Разговор шел об искусстве, и Франц с нетерпением допытывался:
- Что благородный Рафаэль Урбинский? Видели вы его?
Ответил ему монах.
- Нет, - сказал он, - увы, Рафаэль, украшение и гордость благородного искусства живописи, покинул эту землю; он скончался в прошлом году{38}. Быть может, вместе с ним покинуло Италию искусство.
- Как можете вы так говорить! - вскричал ваятель Больц, - а что такое, по-вашему, бессмертный Микеланджело{39}, достигнувший таких высот искусства, какие и не снились Рафаэлю? Не он ли показал нам, что такое возвышенное, и соединил идеалы древних с точным изучением самой природы? А он еще жив, мой юный друг, и с усмешкой стоит на высотах ваяния и живописи, как возвышенный гений, указующий путь и облегчающий стремление к цели всякому ученику.
- Итак, не сбудется мечта моего сердца, - сказал Франц, - я не увижу человека, который был другом моего Дюрера и которым он так восхищался!

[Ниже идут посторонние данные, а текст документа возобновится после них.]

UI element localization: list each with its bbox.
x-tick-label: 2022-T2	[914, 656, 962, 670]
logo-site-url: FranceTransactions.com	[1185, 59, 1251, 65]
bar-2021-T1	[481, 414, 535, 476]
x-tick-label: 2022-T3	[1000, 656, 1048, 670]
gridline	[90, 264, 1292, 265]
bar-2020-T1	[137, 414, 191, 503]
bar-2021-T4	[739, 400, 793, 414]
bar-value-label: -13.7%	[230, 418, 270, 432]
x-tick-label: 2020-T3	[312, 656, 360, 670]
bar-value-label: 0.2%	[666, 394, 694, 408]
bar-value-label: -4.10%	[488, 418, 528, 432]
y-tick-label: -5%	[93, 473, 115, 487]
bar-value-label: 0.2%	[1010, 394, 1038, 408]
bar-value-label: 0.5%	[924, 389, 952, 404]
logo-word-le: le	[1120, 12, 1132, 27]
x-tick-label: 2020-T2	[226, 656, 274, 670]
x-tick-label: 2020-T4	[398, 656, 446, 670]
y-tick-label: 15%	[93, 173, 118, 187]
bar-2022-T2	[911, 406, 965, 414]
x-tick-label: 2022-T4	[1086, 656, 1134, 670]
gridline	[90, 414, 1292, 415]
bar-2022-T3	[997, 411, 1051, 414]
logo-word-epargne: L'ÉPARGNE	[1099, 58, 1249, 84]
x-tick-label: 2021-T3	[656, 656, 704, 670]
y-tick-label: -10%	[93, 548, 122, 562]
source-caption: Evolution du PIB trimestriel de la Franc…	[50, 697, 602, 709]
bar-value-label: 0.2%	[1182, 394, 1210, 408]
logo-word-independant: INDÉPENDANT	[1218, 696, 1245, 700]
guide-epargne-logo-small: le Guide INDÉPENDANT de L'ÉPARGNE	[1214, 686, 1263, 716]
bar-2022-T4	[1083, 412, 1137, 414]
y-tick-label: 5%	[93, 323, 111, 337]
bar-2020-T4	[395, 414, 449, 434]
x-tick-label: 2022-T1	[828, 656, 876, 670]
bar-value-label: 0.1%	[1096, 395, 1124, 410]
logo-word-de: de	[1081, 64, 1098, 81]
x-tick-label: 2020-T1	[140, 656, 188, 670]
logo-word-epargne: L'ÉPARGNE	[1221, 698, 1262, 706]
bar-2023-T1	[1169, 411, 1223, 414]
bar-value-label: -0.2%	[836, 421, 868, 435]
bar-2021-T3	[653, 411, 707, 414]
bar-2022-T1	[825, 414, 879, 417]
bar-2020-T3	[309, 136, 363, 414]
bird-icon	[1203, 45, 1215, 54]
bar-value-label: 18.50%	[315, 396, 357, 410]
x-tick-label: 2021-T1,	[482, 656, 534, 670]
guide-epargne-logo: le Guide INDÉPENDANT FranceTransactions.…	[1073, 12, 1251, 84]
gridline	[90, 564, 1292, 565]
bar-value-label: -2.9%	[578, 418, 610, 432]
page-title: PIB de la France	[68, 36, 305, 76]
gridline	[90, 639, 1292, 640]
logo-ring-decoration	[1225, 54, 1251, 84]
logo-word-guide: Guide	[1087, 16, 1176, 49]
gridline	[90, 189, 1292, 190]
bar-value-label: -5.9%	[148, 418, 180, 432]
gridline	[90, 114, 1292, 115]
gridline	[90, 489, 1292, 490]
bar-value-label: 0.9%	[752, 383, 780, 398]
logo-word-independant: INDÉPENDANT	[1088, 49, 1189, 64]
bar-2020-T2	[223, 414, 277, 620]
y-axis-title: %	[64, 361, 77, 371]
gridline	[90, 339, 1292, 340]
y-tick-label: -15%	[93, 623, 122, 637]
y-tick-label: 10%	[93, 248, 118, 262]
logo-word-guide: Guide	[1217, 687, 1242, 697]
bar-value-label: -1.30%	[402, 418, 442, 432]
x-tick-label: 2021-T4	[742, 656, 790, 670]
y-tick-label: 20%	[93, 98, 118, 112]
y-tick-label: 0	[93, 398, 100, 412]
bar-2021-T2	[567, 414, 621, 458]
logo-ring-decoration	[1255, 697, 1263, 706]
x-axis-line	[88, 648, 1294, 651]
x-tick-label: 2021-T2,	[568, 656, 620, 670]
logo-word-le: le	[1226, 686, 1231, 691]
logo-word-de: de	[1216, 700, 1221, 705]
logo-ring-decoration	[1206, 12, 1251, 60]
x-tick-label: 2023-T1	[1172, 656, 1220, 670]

- Воистину, - воскликнул Больц, - простосердечный старик Дюрер мог восхищаться Рафаэлем, для него-то и Рафаэль - недосягаемая высота. А вот если бы ему прислали произведение Микеланджело , то он был бы не в состоянии оценить его по достоинству.
- Простите, - сказал Флорестан, - я отнюдь не знаток искусства, но я тысячу раз слышал, как Рафаэля называли украшением этой земли, и скажу по чести, ежели я могу доверять своим собственным глазам и чувству, то его творения можно назвать божественными.
- А как вы говорите о Дюрере! - возмутился Франц. - Воистину он умеет ценить своеобычное и великое в чужих творениях, иначе он сам не был бы столь великим художником! Мало же вы любите свою родину Германию, если так уничижаете первейшего ее художника!
- Не сердитесь, - успокоил их монах, - такая уж у него резкая необузданная манера, он все преувеличивает. Лишь огромное, титаническое представляется ему прекрасным, ничего иного ему не дано понять.
- Что вы мне толкуете про Германию и про наше отечественное искусство? - вспылил Больц. - И сами его создатели и их ценители - всего лишь убогие ремесленники. Ни один истинный художник еще не родился на бесплодной немецкой почве, под этими хмурыми небесами. Да и на что здесь искусство? К чему оно этим холодным черствым людям, которые едва признают его как украшение своего жалкого домашнего уюта? Потому-то никто из так называемых художников и не стремится к возвышенности и совершенству, они довольствуются тем, чтобы подражать холодной жалкой природе, то тут, то там подсмотреть какую-нибудь ее черту, и воображают, что действительно создали что-то путное, если, вырвав ее из общей взаимосвязи, представили во всей нагой незначительности. Таков ваш хваленый Альберт Дюрер, ваш Лука Лейденский, Скорел{40}, хоть он и побывал в Италии, да и швейцарца Гольбейна{41} едва ли можно причислить к настоящим художникам.
- Вы либо их не знаете, - в гневе вскричал Франц, - либо злонамеренно не хотите признавать. По-вашему, один человек исчерпал все искусство и все совершенство, положил им предел, так что никто другой рядом с ним или после него уже не смеет протянуть руку к священному венцу. Как тесна и мала должна была бы быть эта небесная область, если бы один-единственный человек мог пройти ее всю из конца в конец и, подобно Геркулесу, воздвигнуть столпы по краям, дабы указать предел потомству. А на мой взгляд, приписывать все искусство исключительно одному художнику - не только варварское жестокосердие, но и унижение того самого художника, которого вы столь превозносите. Сегодня Дюрер представляется мне первейшим художником мира; но я вполне могу вообразить себе, да он и сам часто говорил об этом, сколько еще есть на свете прекрасных творений . Немного стоит Микеланджело, если его путь к величию и возвышенности - единственный.
- Вот попадете в Италию, так заговорите по-другому, - ответил Больц.